Maximum number of non-matching target sequences to consider before stopping the search. The default value is 32. This option works in pair with --maxaccepts. The
search process sorts target sequences by decreasing number of k-mers they have in
common with the query sequence, using that information as a proxy for sequence similarity.
After pairwise alignments, if none of the first 32 examined target sequences pass
the acceptation criteria, the search process stops for that query (no hit). If --maxrejects is set to a higher value, more target sequences are considered. If --maxaccepts and --maxrejects are both set to 0, the complete database is searched.

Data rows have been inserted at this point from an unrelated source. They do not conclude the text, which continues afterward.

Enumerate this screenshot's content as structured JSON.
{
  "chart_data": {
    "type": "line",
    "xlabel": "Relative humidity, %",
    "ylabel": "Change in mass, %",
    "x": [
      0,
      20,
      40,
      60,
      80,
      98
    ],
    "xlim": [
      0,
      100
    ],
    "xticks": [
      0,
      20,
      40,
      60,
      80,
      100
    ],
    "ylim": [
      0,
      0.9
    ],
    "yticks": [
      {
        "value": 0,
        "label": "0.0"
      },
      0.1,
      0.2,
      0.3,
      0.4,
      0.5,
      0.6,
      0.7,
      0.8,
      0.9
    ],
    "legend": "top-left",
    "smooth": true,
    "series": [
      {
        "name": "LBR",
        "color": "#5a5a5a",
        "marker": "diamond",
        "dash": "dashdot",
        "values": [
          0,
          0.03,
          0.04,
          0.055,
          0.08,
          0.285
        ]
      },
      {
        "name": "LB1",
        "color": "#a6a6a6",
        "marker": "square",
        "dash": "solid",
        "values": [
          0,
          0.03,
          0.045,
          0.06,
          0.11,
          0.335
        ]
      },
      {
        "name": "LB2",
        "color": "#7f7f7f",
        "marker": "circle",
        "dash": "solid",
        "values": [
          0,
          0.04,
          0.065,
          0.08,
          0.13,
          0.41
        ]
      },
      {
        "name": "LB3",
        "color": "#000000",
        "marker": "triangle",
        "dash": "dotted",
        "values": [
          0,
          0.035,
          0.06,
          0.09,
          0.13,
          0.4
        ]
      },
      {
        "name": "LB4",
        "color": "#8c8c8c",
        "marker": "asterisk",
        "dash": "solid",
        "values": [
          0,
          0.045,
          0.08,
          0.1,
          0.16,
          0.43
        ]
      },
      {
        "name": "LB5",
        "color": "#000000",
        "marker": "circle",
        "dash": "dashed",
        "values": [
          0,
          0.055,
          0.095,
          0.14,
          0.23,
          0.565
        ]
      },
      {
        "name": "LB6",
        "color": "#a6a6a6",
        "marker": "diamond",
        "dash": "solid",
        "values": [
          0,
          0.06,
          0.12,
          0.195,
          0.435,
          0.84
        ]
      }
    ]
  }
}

Maurice_Barrett · May 15, 2024, 3:46pm

@colinbrislawn Thanks for clearing that up for me! Appreciate all the help and work from the QIIME2 team!

colinbrislawn · May 15, 2024, 5:09pm

github.com

qiime2/q2-feature-classifier/blob/dev/q2_feature_classifier/_vsearch.py#L25-L32


      
          DEFAULTMAXACCEPTS = 10
          DEFAULTPERCENTID = 0.8
          DEFAULTQUERYCOV = 0.8
          DEFAULTSTRAND = 'both'
          DEFAULTSEARCHEXACT = False
          DEFAULTTOPHITS = False
          DEFAULTMAXHITS = 'all'
          DEFAULTMAXREJECTS = 'all'

Here are the default settings used by the Qiime2 plugin when running vsearch!

It looks like we are using --maxaccepts 10 by default, which makes sense because it terminates the search when 10 good hits are found.

We still use --maxrejects 0, meaning the full database is searched if no hits are found. I can see why this conservative/optimistic setting is used, especially if it matches the blast settings.

It does lead to a worst-case of O(query x target) where every target is aligned against the full database.

In this case, I would argue that vsearch is the wrong tool for the job or there's been an error upstream...

Maurice_Barrett · May 16, 2024, 8:51am

@colinbrislawn Thanks! I will play around with the parameters as well as the database and the query sequences. Get a good Goldilocks!

Maurice_Barrett · May 16, 2024, 1:21pm

@Nicholas_Bokulich @colinbrislawn I am wondering if there is a way of ordering the database based on assumed presence/abundance of certain taxa due to sample type etc. Or would the kmer sort negate such efforts?

Nicholas_Bokulich · May 16, 2024, 2:06pm

Hi @Maurice_Barrett ,

Correct. The kmer sort orders sequences in order of kmer profile similarity so order in the db does not matter.

You might be interested in this approach for weighting taxa based on expected frequency/prior observations. See this paper and the q2-clawback plugin:
https://www.nature.com/articles/s41467-019-12669-6

system · June 16, 2024, 8:06pm

This topic was automatically closed 31 days after the last reply. New replies are no longer allowed.